(RNS) — This summer, Sudanese protestors began a strike to pressure the ruling army to hand over power to a civilian government. Next door in South Sudan, fighting resumed between government forces and the militant National Salvation Front. In the Democratic Republic of Congo, conflicts over land intensified and 21 people were killed when a fishing village came under attack.
A new report has found that the number of people internally displaced by conflict around the world is at an all-time high, at 41.3 million. In 2018 alone, conflict forced more than 10 million people to flee their homes. Americans don’t hear about many of these situations, especially as U.S. political battles heat up and the stock market tips precariously between recovery and a downturn. We Americans are also doers. Historically, we want to help others, but how can those of us on the other side of the world — with little cultural knowledge of these places — make a lasting impact?
The short answer is, we can’t. Barreling in with troops or even thousands of eager and well-intentioned philanthropic volunteers is not the answer and may even exacerbate the problem.
But there is a solution that we share with these faraway places, one that sits on many street corners in our downtowns and backroads in our country and theirs: local churches.
While Western aid organizations play an important role in providing emergency health, water and sanitation services to conflict-torn regions, these are short-term solutions to long-term problems. The United States Agency for International Development does valuable work in global health and emergency assistance in the DRC, for example, but violence often limits what it can do.
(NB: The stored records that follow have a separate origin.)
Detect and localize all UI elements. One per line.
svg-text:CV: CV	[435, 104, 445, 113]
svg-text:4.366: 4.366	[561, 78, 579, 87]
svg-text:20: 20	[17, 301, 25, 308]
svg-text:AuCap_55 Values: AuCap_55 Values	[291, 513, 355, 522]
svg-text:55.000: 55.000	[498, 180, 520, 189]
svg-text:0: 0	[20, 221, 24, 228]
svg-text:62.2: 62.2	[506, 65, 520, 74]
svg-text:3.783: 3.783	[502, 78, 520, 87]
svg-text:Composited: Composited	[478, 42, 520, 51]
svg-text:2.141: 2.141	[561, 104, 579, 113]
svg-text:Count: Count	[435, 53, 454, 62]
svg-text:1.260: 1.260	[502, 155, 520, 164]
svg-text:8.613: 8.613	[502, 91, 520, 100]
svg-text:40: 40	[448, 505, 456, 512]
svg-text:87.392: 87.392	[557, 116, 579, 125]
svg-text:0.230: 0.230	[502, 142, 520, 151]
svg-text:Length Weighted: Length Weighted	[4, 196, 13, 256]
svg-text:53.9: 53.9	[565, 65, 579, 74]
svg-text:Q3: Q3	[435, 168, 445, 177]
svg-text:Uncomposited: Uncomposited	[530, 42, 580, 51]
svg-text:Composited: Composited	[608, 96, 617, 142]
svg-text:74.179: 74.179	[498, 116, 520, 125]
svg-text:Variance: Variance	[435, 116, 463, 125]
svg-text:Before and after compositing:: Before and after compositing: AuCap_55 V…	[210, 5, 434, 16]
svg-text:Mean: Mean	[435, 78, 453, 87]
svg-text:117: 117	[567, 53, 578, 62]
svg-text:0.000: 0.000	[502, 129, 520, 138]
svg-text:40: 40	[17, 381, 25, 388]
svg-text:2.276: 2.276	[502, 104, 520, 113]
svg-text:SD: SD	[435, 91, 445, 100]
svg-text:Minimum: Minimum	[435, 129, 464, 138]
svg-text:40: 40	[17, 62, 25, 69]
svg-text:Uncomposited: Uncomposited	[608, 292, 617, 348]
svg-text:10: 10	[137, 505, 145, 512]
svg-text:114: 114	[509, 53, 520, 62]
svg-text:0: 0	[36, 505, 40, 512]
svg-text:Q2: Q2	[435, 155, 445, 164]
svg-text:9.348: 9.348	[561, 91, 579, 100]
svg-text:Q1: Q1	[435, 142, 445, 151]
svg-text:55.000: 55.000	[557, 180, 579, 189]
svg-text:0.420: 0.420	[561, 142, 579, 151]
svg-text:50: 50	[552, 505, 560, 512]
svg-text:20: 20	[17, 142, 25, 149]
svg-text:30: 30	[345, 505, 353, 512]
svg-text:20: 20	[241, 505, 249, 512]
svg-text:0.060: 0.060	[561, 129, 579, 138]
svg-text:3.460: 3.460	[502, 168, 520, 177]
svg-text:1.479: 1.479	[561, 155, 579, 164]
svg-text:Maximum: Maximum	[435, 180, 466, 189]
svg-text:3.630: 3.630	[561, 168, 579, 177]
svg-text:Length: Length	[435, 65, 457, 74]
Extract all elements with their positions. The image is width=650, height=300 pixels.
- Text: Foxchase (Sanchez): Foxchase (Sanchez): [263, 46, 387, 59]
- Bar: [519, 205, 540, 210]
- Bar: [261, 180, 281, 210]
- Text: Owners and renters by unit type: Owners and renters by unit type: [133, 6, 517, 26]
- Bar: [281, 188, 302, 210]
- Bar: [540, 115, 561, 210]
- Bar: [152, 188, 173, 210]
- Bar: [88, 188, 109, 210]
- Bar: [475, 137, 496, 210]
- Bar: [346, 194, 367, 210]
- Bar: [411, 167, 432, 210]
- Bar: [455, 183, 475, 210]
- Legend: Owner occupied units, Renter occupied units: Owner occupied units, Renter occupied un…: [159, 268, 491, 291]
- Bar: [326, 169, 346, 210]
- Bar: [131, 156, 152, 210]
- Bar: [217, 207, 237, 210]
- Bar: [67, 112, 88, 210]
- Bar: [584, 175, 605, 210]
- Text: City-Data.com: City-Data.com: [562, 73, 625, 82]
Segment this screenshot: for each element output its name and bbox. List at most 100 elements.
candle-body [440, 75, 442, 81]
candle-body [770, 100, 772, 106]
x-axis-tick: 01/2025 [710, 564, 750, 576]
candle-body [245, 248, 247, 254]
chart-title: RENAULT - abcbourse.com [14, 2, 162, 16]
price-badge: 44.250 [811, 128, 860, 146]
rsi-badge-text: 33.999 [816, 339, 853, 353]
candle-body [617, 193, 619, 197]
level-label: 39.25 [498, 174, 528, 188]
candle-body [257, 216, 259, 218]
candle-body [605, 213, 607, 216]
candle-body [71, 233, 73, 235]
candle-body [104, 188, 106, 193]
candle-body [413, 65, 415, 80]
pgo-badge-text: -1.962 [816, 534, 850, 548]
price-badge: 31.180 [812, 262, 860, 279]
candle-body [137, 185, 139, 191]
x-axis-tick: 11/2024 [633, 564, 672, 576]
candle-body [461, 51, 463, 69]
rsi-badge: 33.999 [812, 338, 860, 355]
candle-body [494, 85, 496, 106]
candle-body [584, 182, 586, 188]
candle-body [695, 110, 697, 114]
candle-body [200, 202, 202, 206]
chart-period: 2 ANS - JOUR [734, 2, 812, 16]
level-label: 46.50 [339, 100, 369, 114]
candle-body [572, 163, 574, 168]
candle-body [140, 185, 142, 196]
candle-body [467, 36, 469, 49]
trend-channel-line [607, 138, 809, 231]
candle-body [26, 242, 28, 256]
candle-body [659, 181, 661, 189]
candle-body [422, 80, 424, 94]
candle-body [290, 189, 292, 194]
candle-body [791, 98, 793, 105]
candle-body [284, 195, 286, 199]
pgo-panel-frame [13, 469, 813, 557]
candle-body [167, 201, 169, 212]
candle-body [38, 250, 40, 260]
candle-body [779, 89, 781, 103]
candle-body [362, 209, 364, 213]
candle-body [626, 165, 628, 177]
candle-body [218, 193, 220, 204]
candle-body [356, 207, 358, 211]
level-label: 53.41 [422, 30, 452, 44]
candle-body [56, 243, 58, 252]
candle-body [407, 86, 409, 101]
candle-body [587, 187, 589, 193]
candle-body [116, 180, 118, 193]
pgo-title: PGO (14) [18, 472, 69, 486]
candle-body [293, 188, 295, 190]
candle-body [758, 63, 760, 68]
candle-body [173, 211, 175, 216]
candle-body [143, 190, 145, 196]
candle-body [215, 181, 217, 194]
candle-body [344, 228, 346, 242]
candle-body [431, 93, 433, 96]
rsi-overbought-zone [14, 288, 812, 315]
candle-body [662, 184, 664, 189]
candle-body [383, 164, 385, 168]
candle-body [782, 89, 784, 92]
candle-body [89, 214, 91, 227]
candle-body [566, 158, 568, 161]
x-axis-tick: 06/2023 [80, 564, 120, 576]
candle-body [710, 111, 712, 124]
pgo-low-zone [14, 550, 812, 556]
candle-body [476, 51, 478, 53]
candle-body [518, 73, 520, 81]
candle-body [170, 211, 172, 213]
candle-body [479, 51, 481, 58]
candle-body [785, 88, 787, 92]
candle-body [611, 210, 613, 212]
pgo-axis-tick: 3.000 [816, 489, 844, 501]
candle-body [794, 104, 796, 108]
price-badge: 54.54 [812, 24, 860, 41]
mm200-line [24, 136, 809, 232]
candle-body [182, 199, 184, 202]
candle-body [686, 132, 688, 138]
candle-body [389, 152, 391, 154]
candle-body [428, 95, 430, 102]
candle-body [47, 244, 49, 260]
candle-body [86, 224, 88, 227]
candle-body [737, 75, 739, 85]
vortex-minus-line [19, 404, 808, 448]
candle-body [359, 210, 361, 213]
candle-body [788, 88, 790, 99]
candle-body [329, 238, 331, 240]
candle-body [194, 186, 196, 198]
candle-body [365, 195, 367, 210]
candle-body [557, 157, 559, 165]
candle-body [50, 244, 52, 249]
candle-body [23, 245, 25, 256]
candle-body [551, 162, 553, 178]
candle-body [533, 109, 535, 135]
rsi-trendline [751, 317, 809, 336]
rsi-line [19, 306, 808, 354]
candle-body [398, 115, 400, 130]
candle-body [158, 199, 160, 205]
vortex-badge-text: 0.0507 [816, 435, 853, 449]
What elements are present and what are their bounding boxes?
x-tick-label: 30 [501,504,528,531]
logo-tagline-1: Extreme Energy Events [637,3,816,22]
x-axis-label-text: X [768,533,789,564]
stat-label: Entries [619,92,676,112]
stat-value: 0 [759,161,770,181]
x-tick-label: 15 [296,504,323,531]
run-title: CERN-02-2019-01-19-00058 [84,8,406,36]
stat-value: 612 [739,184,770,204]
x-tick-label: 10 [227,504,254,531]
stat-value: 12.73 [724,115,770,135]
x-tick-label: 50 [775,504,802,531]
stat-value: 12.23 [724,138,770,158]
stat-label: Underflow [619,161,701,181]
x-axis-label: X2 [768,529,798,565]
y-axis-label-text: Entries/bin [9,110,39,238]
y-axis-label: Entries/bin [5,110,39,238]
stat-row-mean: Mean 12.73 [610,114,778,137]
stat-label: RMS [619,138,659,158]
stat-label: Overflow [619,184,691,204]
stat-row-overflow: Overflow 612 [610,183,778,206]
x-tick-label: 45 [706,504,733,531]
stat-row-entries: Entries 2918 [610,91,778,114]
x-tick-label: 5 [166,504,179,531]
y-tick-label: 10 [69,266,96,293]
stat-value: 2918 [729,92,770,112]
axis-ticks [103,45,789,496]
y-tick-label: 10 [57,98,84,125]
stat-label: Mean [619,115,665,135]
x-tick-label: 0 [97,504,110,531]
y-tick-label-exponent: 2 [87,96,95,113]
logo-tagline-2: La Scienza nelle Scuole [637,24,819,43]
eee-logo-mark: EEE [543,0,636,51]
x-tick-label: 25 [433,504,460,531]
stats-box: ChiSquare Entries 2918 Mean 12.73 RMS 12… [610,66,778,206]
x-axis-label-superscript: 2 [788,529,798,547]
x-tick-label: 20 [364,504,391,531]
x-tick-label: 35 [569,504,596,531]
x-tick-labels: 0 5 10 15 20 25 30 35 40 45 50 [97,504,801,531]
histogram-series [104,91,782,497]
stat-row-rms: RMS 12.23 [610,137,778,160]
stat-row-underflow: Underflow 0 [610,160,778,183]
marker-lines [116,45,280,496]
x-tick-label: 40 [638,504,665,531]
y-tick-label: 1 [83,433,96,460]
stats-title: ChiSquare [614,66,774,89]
This is why local community organizations are so important to recovery from conflict and development afterward. The best use of resources is to effectively train and engage local churches to act.
For years, World Relief has been empowering local churches in conflict zones across the globe to serve their communities. We train farmers to improve their crops and offer loans through Savings for Life groups. Congregations are coming together to plant gardens for their elderly and send their orphans to school. They host peace dialogues between armed groups before tensions escalate into violence.
It’s not difficult to see why locals are better at bringing about needed change than outsiders. Foreigners identifying as humanitarian workers soon become targets in the dangerous areas they are trying to help. Trusted leaders of local churches are not only less easily attacked; they are in the unique position of being able to identify the specific needs within their communities and the people who are most in need, even if that means going door to door.
Local churches by their nature tend to be involved for the long term. In Darfur, the region in Western Sudan that has been in an ongoing state of humanitarian emergency since 2003, the international community has largely moved on to other crises. Yet the conflict persists, and more than a decade after the onset of this crisis, extensive displacement continues. Local churches are the foundation of sustained and sustainable change in this area and others.
When we empower the local church, we can break the vicious cycle of conflict and poverty that endangers the lives of millions of people. Dialogue becomes a resolution tactic, instead of violence.
U.S. churches and Christians have an important role to play in this transformation. American churches and Christians can come alongside organizations like World Relief and local churches in conflict areas as donors, influencers and volunteers.
Fellowship Missionary Church in Fort Wayne, Indiana, for example, was inspired by World Relief’s work in the Democratic Republic of Congo. In 2017, a small team from FMC traveled to Congo with World Relief staff to learn about local churches’ work with victims of sexual and gender-based violence.
As a result, FMC launched a 14-week fundraising campaign that challenged its congregation to take a cumulative 100 million steps over the summer. Participants were given step counters, devotionals and toolkits with fundraising and community education ideas. The program ended with a 5K prayer walk and a festival. Four hundred members of the congregation ended up raising $80,000 for trauma healing programs in the DRC and helped spread a message of healing across their community.
Global conflicts threaten the lives of millions of people across the globe, whether or not we pay attention. The question of how to resolve these conflicts persists. But first, we need to bring these problems to the attention of the American people. Wide-scale epidemic violence and devastation shouldn’t be relegated to the back pages of our newspapers any longer.